The crisis began when about 20 members of a leftist group seized the residence of Japan's ambassador to Peru during a party Tuesday night.

About 340 hostages are being held, and the Tupac Amaru rebel leaders have threatened to kill them unless officials release hundreds of their imprisoned confederates.

Peru's 'most-wanted' man is in charge

Recently freed hostages said the leader of the leftist Tupac Amaru terrorists holding the hostages is one of Peru's most wanted and dangerous men: Nestor Cerpa Cartolini.

Cerpa Cartolini is a co-founder of the Tupac Amaru movement who was jailed in the late 1970s for involvement in the bloody takeover of a textile factory in which three policemen were killed.

He is also credited with a dramatic 1990 tunnel escape that freed Tupac Amaru leader Victor Polay and nearly 50 other comrades from one of Peru's maximum security prisons.
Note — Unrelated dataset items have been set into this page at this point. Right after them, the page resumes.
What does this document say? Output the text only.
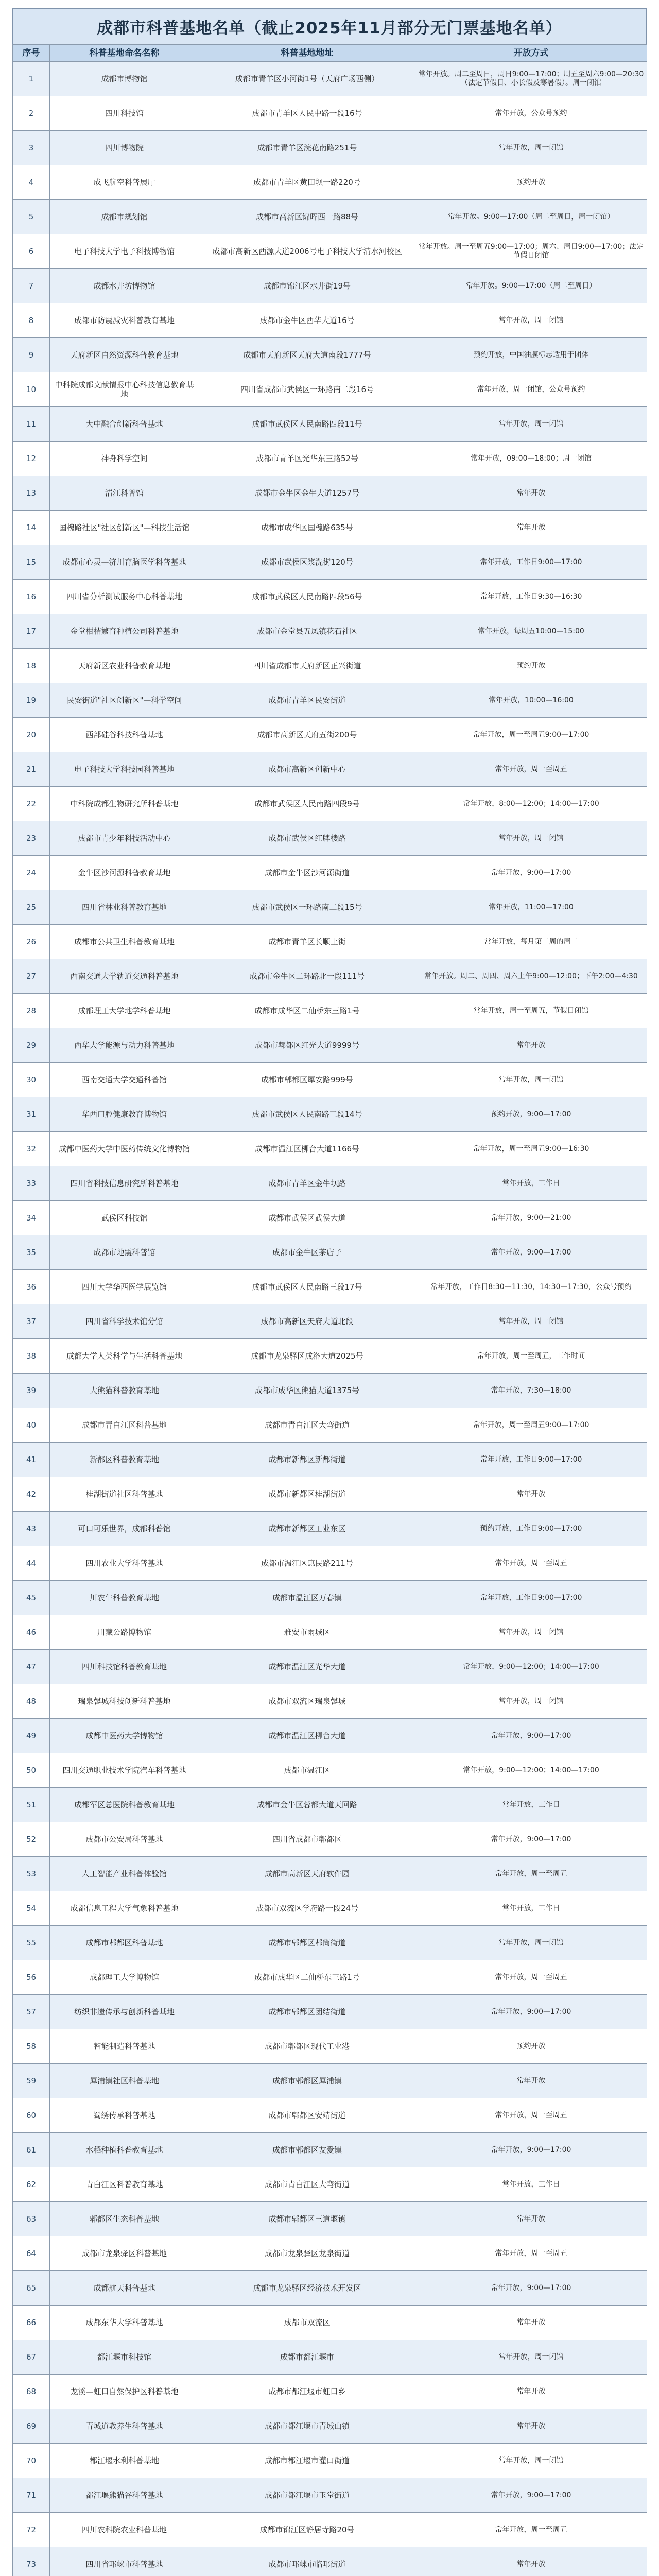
成都市科普基地名单（截止2025年11月部分无门票基地名单）
序号	科普基地命名名称	科普基地地址	开放方式
1	成都市博物馆	成都市青羊区小河街1号（天府广场西侧）	常年开放。周二至周日，周日9:00—17:00；周五至周六9:00—20:30（法定节假日、小长假及寒暑假）。周一闭馆
2	四川科技馆	成都市青羊区人民中路一段16号	常年开放，公众号预约
3	四川博物院	成都市青羊区浣花南路251号	常年开放，周一闭馆
4	成飞航空科普展厅	成都市青羊区黄田坝一路220号	预约开放
5	成都市规划馆	成都市高新区锦晖西一路88号	常年开放。9:00—17:00（周二至周日，周一闭馆）
6	电子科技大学电子科技博物馆	成都市高新区西源大道2006号电子科技大学清水河校区	常年开放。周一至周五9:00—17:00；周六、周日9:00—17:00；法定节假日闭馆
7	成都水井坊博物馆	成都市锦江区水井街19号	常年开放。9:00—17:00（周二至周日）
8	成都市防震减灾科普教育基地	成都市金牛区西华大道16号	常年开放，周一闭馆
9	天府新区自然资源科普教育基地	成都市天府新区天府大道南段1777号	预约开放，中国油膜标志适用于团体
10	中科院成都文献情报中心科技信息教育基地	四川省成都市武侯区一环路南二段16号	常年开放，周一闭馆，公众号预约
11	大中融合创新科普基地	成都市武侯区人民南路四段11号	常年开放，周一闭馆
12	神舟科学空间	成都市青羊区光华东三路52号	常年开放，09:00—18:00；周一闭馆
13	清江科普馆	成都市金牛区金牛大道1257号	常年开放
14	国槐路社区"社区创新区"—科技生活馆	成都市成华区国槐路635号	常年开放
15	成都市心灵—济川育脑医学科普基地	成都市武侯区浆洗街120号	常年开放，工作日9:00—17:00
16	四川省分析测试服务中心科普基地	成都市武侯区人民南路四段56号	常年开放，工作日9:30—16:30
17	金堂柑桔繁育种植公司科普基地	成都市金堂县五凤镇花石社区	常年开放，每周五10:00—15:00
18	天府新区农业科普教育基地	四川省成都市天府新区正兴街道	预约开放
19	民安街道"社区创新区"—科学空间	成都市青羊区民安街道	常年开放，10:00—16:00
20	西部硅谷科技科普基地	成都市高新区天府五街200号	常年开放，周一至周五9:00—17:00
21	电子科技大学科技园科普基地	成都市高新区创新中心	常年开放，周一至周五
22	中科院成都生物研究所科普基地	成都市武侯区人民南路四段9号	常年开放，8:00—12:00；14:00—17:00
23	成都市青少年科技活动中心	成都市武侯区红牌楼路	常年开放，周一闭馆
24	金牛区沙河源科普教育基地	成都市金牛区沙河源街道	常年开放，9:00—17:00
25	四川省林业科普教育基地	成都市武侯区一环路南二段15号	常年开放，11:00—17:00
26	成都市公共卫生科普教育基地	成都市青羊区长顺上街	常年开放，每月第二周的周二
27	西南交通大学轨道交通科普基地	成都市金牛区二环路北一段111号	常年开放。周二、周四、周六上午9:00—12:00；下午2:00—4:30
28	成都理工大学地学科普基地	成都市成华区二仙桥东三路1号	常年开放，周一至周五，节假日闭馆
29	西华大学能源与动力科普基地	成都市郫都区红光大道9999号	常年开放
30	西南交通大学交通科普馆	成都市郫都区犀安路999号	常年开放，周一闭馆
31	华西口腔健康教育博物馆	成都市武侯区人民南路三段14号	预约开放，9:00—17:00
32	成都中医药大学中医药传统文化博物馆	成都市温江区柳台大道1166号	常年开放，周一至周五9:00—16:30
33	四川省科技信息研究所科普基地	成都市青羊区金牛坝路	常年开放，工作日
34	武侯区科技馆	成都市武侯区武侯大道	常年开放，9:00—21:00
35	成都市地震科普馆	成都市金牛区茶店子	常年开放，9:00—17:00
36	四川大学华西医学展览馆	成都市武侯区人民南路三段17号	常年开放，工作日8:30—11:30，14:30—17:30，公众号预约
37	四川省科学技术馆分馆	成都市高新区天府大道北段	常年开放，周一闭馆
38	成都大学人类科学与生活科普基地	成都市龙泉驿区成洛大道2025号	常年开放，周一至周五，工作时间
39	大熊猫科普教育基地	成都市成华区熊猫大道1375号	常年开放，7:30—18:00
40	成都市青白江区科普基地	成都市青白江区大弯街道	常年开放，周一至周五9:00—17:00
41	新都区科普教育基地	成都市新都区新都街道	常年开放，工作日9:00—17:00
42	桂湖街道社区科普基地	成都市新都区桂湖街道	常年开放
43	可口可乐世界，成都科普馆	成都市新都区工业东区	预约开放，工作日9:00—17:00
44	四川农业大学科普基地	成都市温江区惠民路211号	常年开放，周一至周五
45	川农牛科普教育基地	成都市温江区万春镇	常年开放，工作日9:00—17:00
46	川藏公路博物馆	雅安市雨城区	常年开放，周一闭馆
47	四川科技馆科普教育基地	成都市温江区光华大道	常年开放，9:00—12:00；14:00—17:00
48	瑞泉馨城科技创新科普基地	成都市双流区瑞泉馨城	常年开放，周一闭馆
49	成都中医药大学博物馆	成都市温江区柳台大道	常年开放，9:00—17:00
50	四川交通职业技术学院汽车科普基地	成都市温江区	常年开放，9:00—12:00；14:00—17:00
51	成都军区总医院科普教育基地	成都市金牛区蓉都大道天回路	常年开放，工作日
52	成都市公安局科普基地	四川省成都市郫都区	常年开放，9:00—17:00
53	人工智能产业科普体验馆	成都市高新区天府软件园	常年开放，周一至周五
54	成都信息工程大学气象科普基地	成都市双流区学府路一段24号	常年开放，工作日
55	成都市郫都区科普基地	成都市郫都区郫筒街道	常年开放，周一闭馆
56	成都理工大学博物馆	成都市成华区二仙桥东三路1号	常年开放，周一至周五
57	纺织非遗传承与创新科普基地	成都市郫都区团结街道	常年开放，9:00—17:00
58	智能制造科普基地	成都市郫都区现代工业港	预约开放
59	犀浦镇社区科普基地	成都市郫都区犀浦镇	常年开放
60	蜀绣传承科普基地	成都市郫都区安靖街道	常年开放，周一至周五
61	水稻种植科普教育基地	成都市郫都区友爱镇	常年开放，9:00—17:00
62	青白江区科普教育基地	成都市青白江区大弯街道	常年开放，工作日
63	郫都区生态科普基地	成都市郫都区三道堰镇	常年开放
64	成都市龙泉驿区科普基地	成都市龙泉驿区龙泉街道	常年开放，周一至周五
65	成都航天科普基地	成都市龙泉驿区经济技术开发区	常年开放，9:00—17:00
66	成都东华大学科普基地	成都市双流区	常年开放
67	都江堰市科技馆	成都市都江堰市	常年开放，周一闭馆
68	龙溪—虹口自然保护区科普基地	成都市都江堰市虹口乡	常年开放
69	青城道教养生科普基地	成都市都江堰市青城山镇	常年开放
70	都江堰水利科普基地	成都市都江堰市灌口街道	常年开放，周一闭馆
71	都江堰熊猫谷科普基地	成都市都江堰市玉堂街道	常年开放，9:00—17:00
72	四川农科院农业科普基地	成都市锦江区静居寺路20号	常年开放，周一至周五
73	四川省邛崃市科普基地	成都市邛崃市临邛街道	常年开放
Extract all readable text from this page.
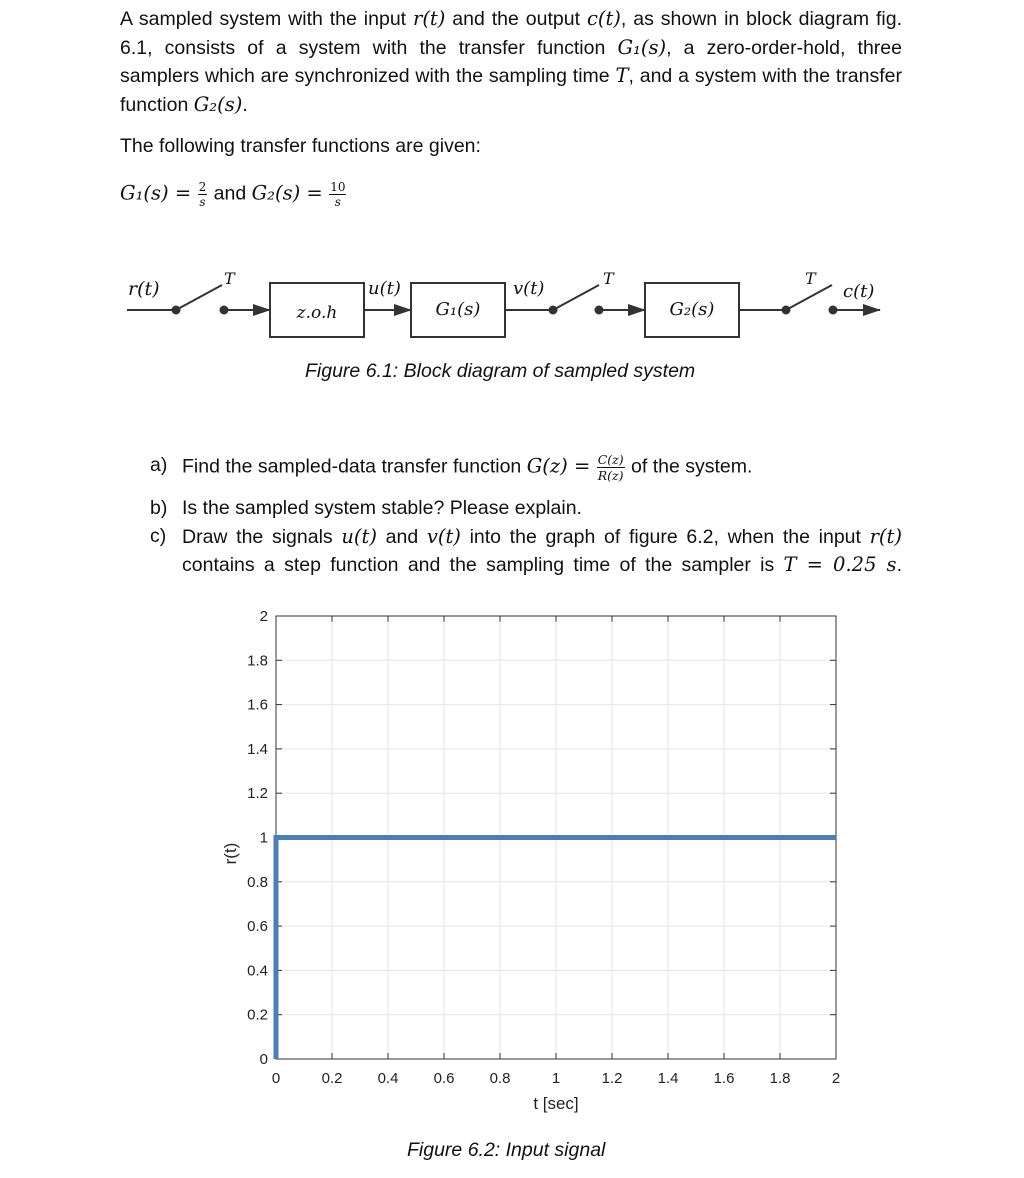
A sampled system with the input r(t) and the output c(t), as shown in block diagram fig. 6.1, consists of a system with the transfer function G₁(s), a zero-order-hold, three samplers which are synchronized with the sampling time T, and a system with the transfer function G₂(s).
The following transfer functions are given:
$G_1(s) = \frac{2}{s}$ and $G_2(s) = \frac{10}{s}$
r(t)	T
z.o.h
u(t)
G₁(s)
v(t)	T
G₂(s)
T
c(t)
Figure 6.1: Block diagram of sampled system
a) Find the sampled-data transfer function $G(z) = \frac{C(z)}{R(z)}$ of the system.
b) Is the sampled system stable? Please explain.
c) Draw the signals u(t) and v(t) into the graph of figure 6.2, when the input r(t)
contains a step function and the sampling time of the sampler is T = 0.25 s.
0	0.2 0.4 0.6 0.8	1	1.2 1.4 1.6 1.8	2
0
0.2
0.4
0.6
0.8
1
1.2
1.4
1.6
1.8
2
t [sec]
r(t)
Figure 6.2: Input signal
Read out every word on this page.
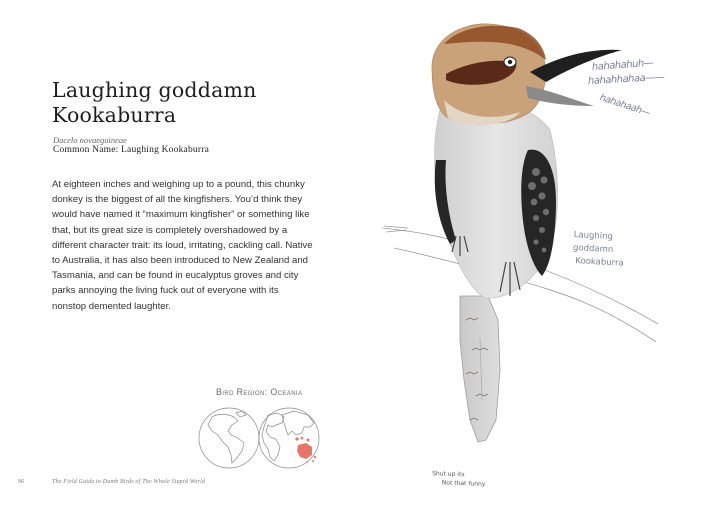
Laughing goddamn
Kookaburra
Dacelo novaeguineae
Common Name: Laughing Kookaburra

At eighteen inches and weighing up to a pound, this chunky donkey is the biggest of all the kingfishers. You’d think they would have named it “maximum kingfisher” or something like that, but its great size is completely overshadowed by a different character trait: its loud, irritating, cackling call. Native to Australia, it has also been introduced to New Zealand and Tasmania, and can be found in eucalyptus groves and city parks annoying the living fuck out of everyone with its nonstop demented laughter.

Bird Region: Oceania
96	The Field Guide to Dumb Birds of The Whole Stupid World
hahahahuh—
hahahhahaa——
hahahaah—
Laughing
goddamn
Kookaburra
Shut up its
Not that funny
Polay was recaptured two years later, but Cerpa Cartolini has remained at large even as Peruvian authorities congratulated themselves for having contained the terrorist threat.

"There is absolutely no doubt that it is Cerpa Cartolini who has directed and is directing this operation," said Manuel Romero, editor of Peru's leading business newspaper, who was released with 37 other hostages Friday.

"We're not talking about just anyone," said Javier Diez Canseco, another former hostage. "If this leader has placed himself in the lion's den it's because he's going for broke."

Unlike the other leader of the Tupac Amaru movement who has middle-class origins, Cerpa Cartolini is from a working-class background and is considered a ruthless man of action.

Correspondent Lucia Newman and Reuters contributed to this report.